Friday, July 29, 2011 | By: GirlsWannaRead

Enchanted Cornwall: Her Pictoral Memoir by Daphne du Maurier


     If you've followed our blog, you may have gathered that I'm a huge fan of Daphne du Maurier - especially her novel Rebecca.  This book is a wonderful visual journey through the Cornish landscape that she so vividly paints in her novel.  But more than that, it is a chronicle of the part Cornwall has played in her life.  She says:

     I walked this land with a dreamer's freedom and with a waking man's perspective - places, houses whispered to me their secrets and shared with me their sorrows and their joys.  And in return I gave them something of myself, a few of my novels passing into the folk-lore of this ancient place.


     Written in her later years, the book looks back on her life from her childhood, to her early love of Cornwall, and the stories behind the novels she set there.  She uses passages from her many novels along with beautiful photographs of the areas that inspired each one.
     I enjoyed the stories of her childhood.  As the daughter of a British actor, she was raised on the world of make-believe and surrounded by her father's famous colleagues and friends.  She notes that after a visit from Basil Rathbone, there is a page in her diary on which she drew a heart pierced by an arrow and the words, "I love Basil."  Years later, he played the part of the wicked Lord Rockingham in the film version of her novel Frenchman's Creek.


   My favorite section of the book is when she writes about Menabilly, the house that inspired Rebecca.  The house was abandoned, the owner living elsewhere, and from the moment she set eyes upon it she was under its spell.  She began to write Rebecca in 1937 while her husband was stationed in Alexandria and she was homesick for Cornwall.

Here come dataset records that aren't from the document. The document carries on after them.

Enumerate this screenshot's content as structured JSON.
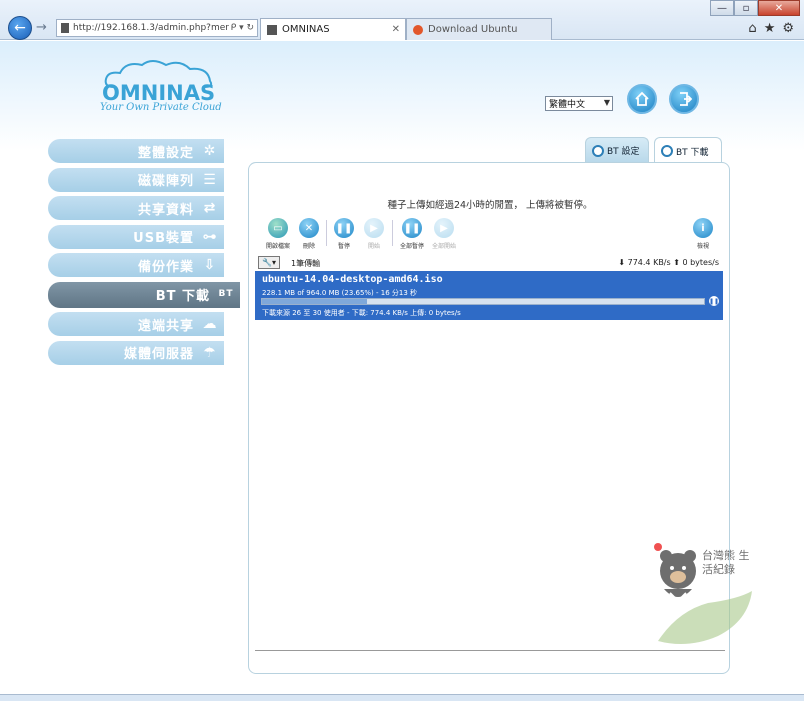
{
  "browser": {
    "url": "http://192.168.1.3/admin.php?mer",
    "tabs": [
      {
        "label": "OMNINAS",
        "active": true
      },
      {
        "label": "Download Ubuntu",
        "active": false
      }
    ],
    "win_minimize": "—",
    "win_maximize": "▫",
    "win_close": "✕",
    "home_glyph": "⌂",
    "fav_glyph": "★",
    "tools_glyph": "⚙",
    "addr_tail": "ᑭ ▾ ↻"
  },
  "brand": {
    "logo_text": "OMNINAS",
    "tagline": "Your Own Private Cloud"
  },
  "header": {
    "language": "繁體中文"
  },
  "sidebar": {
    "items": [
      {
        "label": "整體設定",
        "icon": "settings-icon",
        "glyph": "✲"
      },
      {
        "label": "磁碟陣列",
        "icon": "disk-array-icon",
        "glyph": "☰"
      },
      {
        "label": "共享資料",
        "icon": "share-arrows-icon",
        "glyph": "⇄"
      },
      {
        "label": "USB裝置",
        "icon": "usb-icon",
        "glyph": "⊶"
      },
      {
        "label": "備份作業",
        "icon": "backup-icon",
        "glyph": "⇩"
      },
      {
        "label": "BT 下載",
        "icon": "bt-download-icon",
        "glyph": "BT",
        "active": true
      },
      {
        "label": "遠端共享",
        "icon": "remote-share-icon",
        "glyph": "☁"
      },
      {
        "label": "媒體伺服器",
        "icon": "media-server-icon",
        "glyph": "☂"
      }
    ]
  },
  "panel": {
    "tabs": [
      {
        "label": "BT 設定"
      },
      {
        "label": "BT 下載"
      }
    ],
    "notice": "種子上傳如經過24小時的閒置， 上傳將被暫停。",
    "toolbar": {
      "open_torrent": "開啟檔案",
      "delete": "刪除",
      "pause": "暫停",
      "start": "開始",
      "pause_all": "全部暫停",
      "start_all": "全部開始",
      "info": "檢視"
    },
    "list": {
      "count": "1筆傳輸",
      "speed": "⬇ 774.4 KB/s  ⬆ 0 bytes/s",
      "torrents": [
        {
          "name": "ubuntu-14.04-desktop-amd64.iso",
          "info": "228.1 MB of 964.0 MB (23.65%) - 16 分13 秒",
          "progress": 0.2365,
          "peers": "下載來源 26 至 30 使用者 - 下載: 774.4 KB/s 上傳: 0 bytes/s"
        }
      ]
    }
  },
  "watermark": {
    "text": "台灣熊 生活紀錄"
  }
}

     This novel would not be a tale of smugglers and wreckers of the nineteenth century, like Jamaica Inn, but would be set in the present day, say the mid-twenties, and it would be about a young wife and her slightly older husband, living in a beautiful house that had been in his family for generations.  There were many such houses in Cornwall; my friend Foy Quiller-Couch, with whom I visited Jamaica Inn, had taken me to some of them.  Houses with extensive grounds, with woods, near to the sea, with family portraits on the walls...my Cornish house would be empty, neglected, its owners absent...very like Menabilly near Fowey...where I had so often trespassed.  And surely the Quiller-Couches had once told me that the owner had been married first to a very beautiful wife, whom he had divorced, and had married again a much younger woman?
     I wondered if she had been jealous of the first wife, as I would have been jealous if my Tommy had been married before he married me...
    Seeds began to drop.  A beautiful home...a first wife...jealousy...a wreck, perhaps at sea, near to the house...But something terrible would have to happen, I did not know what...
     The couple would be living abroad, after some tragedy, there would be an epilogue - but on second thoughts that would have to come at the beginning...
     And thoughts turned to my first encounter with Menabilly, as I made my way down the old driveway from the east lodge, as it were in a dream.

     Thus, Rebecca was born.  Years later, after Rebecca was published, she actually leased Menabilly and lived there.


     Two of her other novels were set largely at Menabilly, The King's General and My Cousin Rachel.


     For fans of du Maurier, this memoir provides insight into the writer and the world of her novels.